Warm sea breeze and tall dancing in the wind evergreen pine trees made the experience magical but not magical enough for a miracle of healing we were looking for.

The professor announced that Reza should organise his affairs as he doesn't have too many more months to live. Rigvir in his case will only make his last months more comfortable, we were told.

A week later and almost £10,000 less in the bank I brought Reza back to the UK in a wheel chair.
We had a special luggage with us of 5 tiny frozen ampules of Rigvir packed in the ice in the biggest suitcase imaginable to finish off the treatment.

To be fair to the vaccine, at the end of the treatment Reza's tumour markers temporarily decreased by 20%.

I felt that the professor believed in her own treatment less than I did. I wrote a respectful but strongly worded letter to the clinic pointing out that the professor was not God so perhaps giving out death sentences shall not be in her power.
Total parenteral nutrition
Soon after arriving back to Norwich in November 2017, Reza was admitted to Guist ward at Norfolk and Norwich University Hospital and was put on TPN - total parenteral nutrition or intravenous feeding.

Reza couldn't eat anything anymore and TPN was providing him with vital nutrition until a treatment may be found.
In January 2018 we were invited to the transplant centre at Oxford University Hospital to meet the surgeons and learn about the potential operation. We were told the operation would have to include two stages:

  1. Opening the abdomen, removing the large and small intestines and all the tumour mucin
  2. Transplanting a healthy bowel from a donor

It could take up to 15-18 hours and would be done by two main teams of surgeons. On the day when a suitable donor is found the first team from Basingstoke PMP Centre would arrive and complete the first stage of the operation, before the Oxford transplant team take over.

Reza would be the 9th patient in the world to have this operation. We were told that some made it through the operation and now enjoy a good quality of life, albeit after a long recovery. Their inspirational stories helped us to stay hopeful and positive. Adam Alderson, who was the 4th PMP bowel transplant patient, supported us along the way and even came to see Reza later in Oxford. Adam's story is here.

The first ever person who underwent this complex multi-visceral operation was former England rugby league player, Steve Prescott. He survived the 32-hour operation in 2013, but sadly died as a result of graft-versus-host-disease, a complication that can occur following transplants.
He was 39 years old. Steve Prescott's foundation can be supported here.

Since our first visit to the Oxford Hospital another 9 months followed. Reza continued being in and out of different hospitals, still working though and keeping active whenever he possibly could.
At some point Reza's abdomen literally burst and a river of pus and tumour came out. Nobody in the hospital has seen anything like that.

Then, at 10pm on a Saturday night in September 2018, just after listening to Abraham Hicks audio, Reza's phone rang. A nurse from the transplant centre invited us to come to the Oxford University Hospital - a potential match was found.

We drove that night to Oxford for Reza to have many necessary tests through the night.

At 7am Mr Reddy, one of the leading surgeons, who strongly doubted Reza's latest fitness level, told us they were pleased with the match and that they are going to go ahead with the operation. Being exhausted by the large tumour, feeling unwell with no energy, Reza was very happy to be put to sleep and hopefully wake up the next day cancer free. He was looking forward to getting strong again.

Reza's mum, my daughter Dasha and I spent what felt like a life time in the relative's waiting room praying for good news.

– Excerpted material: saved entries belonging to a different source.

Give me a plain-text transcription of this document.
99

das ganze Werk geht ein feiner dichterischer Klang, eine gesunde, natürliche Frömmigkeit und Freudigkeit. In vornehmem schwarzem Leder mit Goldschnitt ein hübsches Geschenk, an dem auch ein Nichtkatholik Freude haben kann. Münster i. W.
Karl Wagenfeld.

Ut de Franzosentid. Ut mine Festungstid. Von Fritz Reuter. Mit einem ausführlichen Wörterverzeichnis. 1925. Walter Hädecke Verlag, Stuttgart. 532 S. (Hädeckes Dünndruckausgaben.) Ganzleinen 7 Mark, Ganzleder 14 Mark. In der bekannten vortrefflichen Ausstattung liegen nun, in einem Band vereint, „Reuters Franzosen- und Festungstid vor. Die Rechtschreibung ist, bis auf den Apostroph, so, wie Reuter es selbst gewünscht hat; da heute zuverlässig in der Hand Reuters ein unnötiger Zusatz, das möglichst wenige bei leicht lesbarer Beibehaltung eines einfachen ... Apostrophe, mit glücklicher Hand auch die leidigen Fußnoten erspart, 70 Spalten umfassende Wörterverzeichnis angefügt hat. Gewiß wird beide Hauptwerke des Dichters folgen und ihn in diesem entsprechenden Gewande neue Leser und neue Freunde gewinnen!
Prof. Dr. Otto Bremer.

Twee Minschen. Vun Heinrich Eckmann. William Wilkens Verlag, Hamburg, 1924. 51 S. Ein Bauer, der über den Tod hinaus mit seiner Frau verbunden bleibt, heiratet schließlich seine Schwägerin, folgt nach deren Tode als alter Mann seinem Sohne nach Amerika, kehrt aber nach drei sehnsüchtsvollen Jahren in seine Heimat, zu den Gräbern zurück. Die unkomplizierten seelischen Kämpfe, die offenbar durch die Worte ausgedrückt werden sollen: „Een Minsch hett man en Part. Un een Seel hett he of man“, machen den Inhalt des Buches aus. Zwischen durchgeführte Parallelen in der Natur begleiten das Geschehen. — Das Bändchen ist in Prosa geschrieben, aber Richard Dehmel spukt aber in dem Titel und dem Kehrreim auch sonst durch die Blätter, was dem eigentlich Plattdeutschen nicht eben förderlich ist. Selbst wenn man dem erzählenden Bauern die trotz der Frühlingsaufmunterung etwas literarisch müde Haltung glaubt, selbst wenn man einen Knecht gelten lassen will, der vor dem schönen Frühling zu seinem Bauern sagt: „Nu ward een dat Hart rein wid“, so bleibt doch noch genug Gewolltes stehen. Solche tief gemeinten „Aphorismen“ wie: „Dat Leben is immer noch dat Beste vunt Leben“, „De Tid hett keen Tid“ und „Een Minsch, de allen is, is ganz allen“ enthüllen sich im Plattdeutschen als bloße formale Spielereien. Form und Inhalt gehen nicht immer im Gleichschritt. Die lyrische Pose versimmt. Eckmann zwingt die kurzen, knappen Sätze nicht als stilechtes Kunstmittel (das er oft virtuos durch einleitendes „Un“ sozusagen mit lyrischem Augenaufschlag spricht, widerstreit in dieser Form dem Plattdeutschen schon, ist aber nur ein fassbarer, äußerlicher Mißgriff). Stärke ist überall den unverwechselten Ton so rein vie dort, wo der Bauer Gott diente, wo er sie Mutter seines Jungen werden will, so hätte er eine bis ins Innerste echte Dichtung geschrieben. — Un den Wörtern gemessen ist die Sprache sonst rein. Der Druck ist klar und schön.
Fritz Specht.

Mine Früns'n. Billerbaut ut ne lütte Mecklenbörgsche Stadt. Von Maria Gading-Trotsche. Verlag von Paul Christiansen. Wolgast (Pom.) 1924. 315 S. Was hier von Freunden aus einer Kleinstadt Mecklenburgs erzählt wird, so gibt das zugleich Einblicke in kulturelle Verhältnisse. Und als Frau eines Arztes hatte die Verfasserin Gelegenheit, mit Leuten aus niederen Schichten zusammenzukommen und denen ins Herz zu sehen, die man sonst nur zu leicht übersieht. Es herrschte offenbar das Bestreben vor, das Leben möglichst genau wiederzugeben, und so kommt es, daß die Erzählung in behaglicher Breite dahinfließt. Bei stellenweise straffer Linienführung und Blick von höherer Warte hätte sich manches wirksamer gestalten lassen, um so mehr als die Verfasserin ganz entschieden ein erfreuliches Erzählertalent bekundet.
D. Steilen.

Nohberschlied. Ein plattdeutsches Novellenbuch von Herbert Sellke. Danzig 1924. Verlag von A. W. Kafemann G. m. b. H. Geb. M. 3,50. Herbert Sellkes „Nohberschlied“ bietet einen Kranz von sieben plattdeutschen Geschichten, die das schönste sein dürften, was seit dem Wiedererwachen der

Six hours into the operation Mr Tom Cecil from Basingstoke and Mr Reddy came to say that the first part of the operation was competed - it all went well. Reza's condition was stable and now the small intestine was going to be transplanted.

The waiting hours were long.

At 10pm Mr Reddy comforted us by saying, "So far so good". The next step was going to be the insertion of a permanent piece of skin - a sentinel flap - from the donor onto Reza's arm to be able to visually observe the potential organ rejection.

At midnight Reza was moved from theatre to the intensive care unit (ICU) and we were able to see him the next morning. Two dedicated nurses were taking care of him around the clock.

As soon as the next day, Reza was taken for a walk and transferred to the transplant ward.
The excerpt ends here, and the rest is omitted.